I did what anyone would. I called the distributor, and the number rang out to a company that no longer existed. I looked for a service manual, and there wasn't one, because Halvyn had been bought, shut, and quietly dismantled three years earlier, and everything it had known — the schematics, the calibration notes, the reasons behind a hundred small decisions — had gone into the ground with it. The forums offered sympathy and no answers. I was holding a beautiful object that had become, in the space of an evening, unknowable.

So I opened it. I spent the better part of a year with a probe and a notebook, reverse-engineering a circuit no one had documented, redrawing its schematic by hand, chasing an obsolete part across three continents to replace the one that had failed. It was slow, and often stupid, and I am aware how it sounds — a grown man who could not throw away a reverb. But I remember the evening it came back. I sent it a signal, and the room opened up again, exactly as it had been: deep, grained, a little metallic in the tail.
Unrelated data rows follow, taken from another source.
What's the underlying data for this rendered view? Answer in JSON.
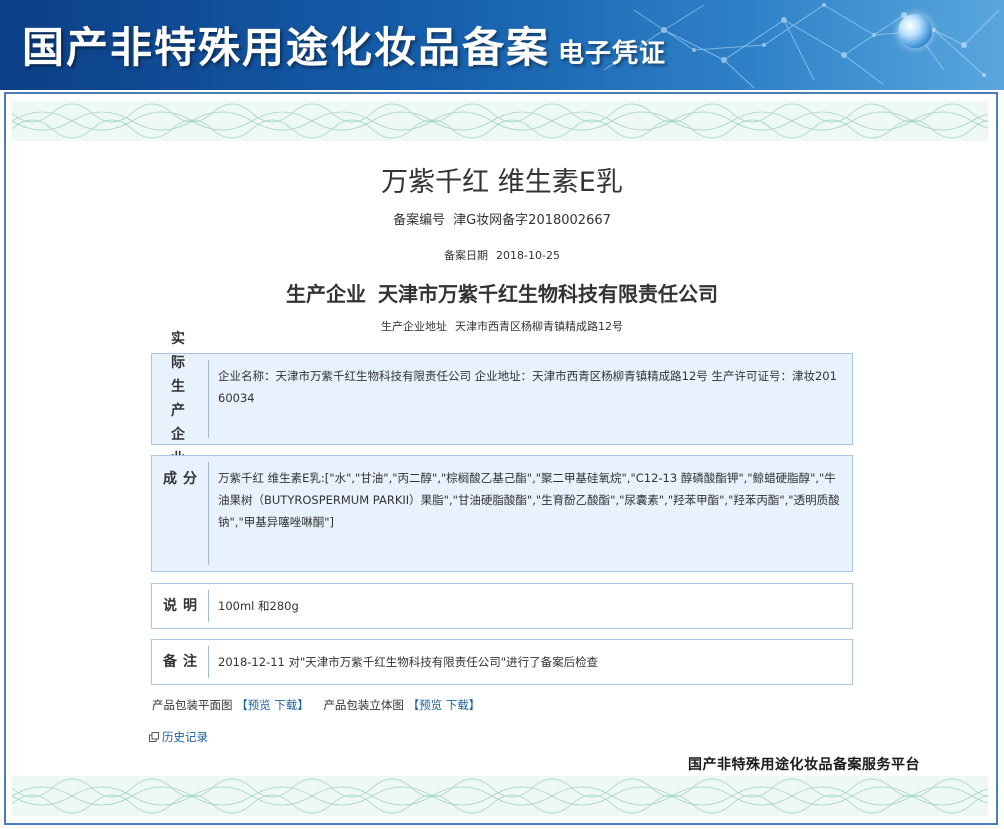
{
  "header": {
    "title": "国产非特殊用途化妆品备案",
    "subtitle": "电子凭证"
  },
  "product": {
    "name": "万紫千红 维生素E乳",
    "record_no_label": "备案编号",
    "record_no": "津G妆网备字2018002667",
    "record_date_label": "备案日期",
    "record_date": "2018-10-25",
    "manufacturer_label": "生产企业",
    "manufacturer": "天津市万紫千红生物科技有限责任公司",
    "address_label": "生产企业地址",
    "address": "天津市西青区杨柳青镇精成路12号"
  },
  "sections": [
    {
      "label": "实际生产企业",
      "text": "企业名称：天津市万紫千红生物科技有限责任公司 企业地址：天津市西青区杨柳青镇精成路12号 生产许可证号：津妆20160034"
    },
    {
      "label": "成分",
      "text": "万紫千红 维生素E乳:[\"水\",\"甘油\",\"丙二醇\",\"棕榈酸乙基己酯\",\"聚二甲基硅氧烷\",\"C12-13 醇磷酸酯钾\",\"鲸蜡硬脂醇\",\"牛油果树（BUTYROSPERMUM PARKII）果脂\",\"甘油硬脂酸酯\",\"生育酚乙酸酯\",\"尿囊素\",\"羟苯甲酯\",\"羟苯丙酯\",\"透明质酸钠\",\"甲基异噻唑啉酮\"]"
    },
    {
      "label": "说明",
      "text": "100ml 和280g"
    },
    {
      "label": "备注",
      "text": "2018-12-11 对\"天津市万紫千红生物科技有限责任公司\"进行了备案后检查"
    }
  ],
  "packaging": {
    "flat_label": "产品包装平面图",
    "solid_label": "产品包装立体图",
    "bracket_open": "【",
    "bracket_close": "】",
    "preview": "预览",
    "download": "下载"
  },
  "history": {
    "label": "历史记录",
    "icon": "external-window-icon"
  },
  "footer": {
    "platform": "国产非特殊用途化妆品备案服务平台"
  },
  "colors": {
    "banner_dark": "#0c3f86",
    "banner_light": "#5aa7de",
    "frame_border": "#4d7bb8",
    "box_blue_bg": "#e7f2fd",
    "box_border": "#a9c7e3",
    "link": "#1a5f9e"
  }
}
I sat inside it for a long time.

And then I understood something that has organized my life since. What had happened to my reverb was going to happen to all of them. An entire generation of instruments — the machines that made the sound of the eighties and nineties — was dying, one unit at a time, in silence. The companies had folded. The engineers had scattered into other industries or into retirement. The knowledge that made these things sing was not being stolen or smashed; it was simply being forgotten, quietly, for lack of anyone bothering to write it down. That is a worse kind of loss than destruction. Destruction, at least, gets noticed.

I am a digital-audio engineer by trade. I have spent my career writing the software that, if I am honest, is the very thing that killed these machines. When a reverb like my Halvyn became a plugin for two hundred dollars, the boutique that built the original could not survive it. The same story, with different details, ended all four of the makers I now keep. A Finnish company made the voice of the early mobile phone, and software codecs made its hardware obsolete. An American company built the instruments that measured digital audio, and measurement moved onto a PC and the instruments went dark. A Japanese company sold the dream of digital media, and the MP3 erased its formats in the space of two or three years. And a British company built the best boxes in the room and was undone, as I was reminded that winter, by a plugin.

Here is the thought I could not put down. Software ended them. Software is what I do. I could bring them back with the exact thing that erased them — not to undo the irony, but to honour it. There is something almost redemptive in that: the medium that made these instruments obsolete is the one that can keep them running.

That is what Orrery does, and I want to be precise about the word restore, because it is the whole discipline. We restore. We do not improve.

The temptation, always, is to fix. To add the bits the converter never had. To clean up the noise, extend the bandwidth, smooth the artifact, make the old thing behave like a new one. I refuse this completely, because that temptation is identical to the temptation to erase what made the instrument itself. The grit, the warble, the metallic ring, the way a codec half-swallows a voice — these are not defects to be corrected. They are fingerprints. A person who restores a painting does not repaint it in brighter colours, and a person who restores an instrument does not redesign it. Our task is to remove nothing and add nothing, and to be honest about how hard that restraint actually is.

And every restoration begins with a real object. We do not model a memory, or an average, or an idea of how a machine ought to have sounded. We find a specific surviving unit — often the hard part, sometimes the only part — measure it, and model that, down to the flaws that particular unit happened to carry. Then we print its serial on the plugin, so the claim is checkable. You are never holding a guess. You are holding the thing itself, made to run again.

I did not choose these four makers at random. I used all of them. I measured with a Tekura analyzer and tracked to a Yumeo deck; the telephone in my pocket spoke, for years, through a Salo codec; and I mixed, of course, through the Halvyn. As each company folded I started buying its gear at liquidation — then its manuals, and then, as estates settled and dormant patents changed hands, its actual archives: the design files, the calibration records, the last reference units. Orrery is the formalization of an obsession I did not plan to have.

The R-8000 that started all of this is the first thing in our catalogue. It is numbered OR-0001, it is not for sale, and it sits on a shelf here in Copenhagen, still running. Everything else we make follows from it — from one winter evening, and a room I was not willing to lose.

These instruments were made by people who cared a great deal, and then they were left behind. We keep them running. That is the entire idea, and it is enough.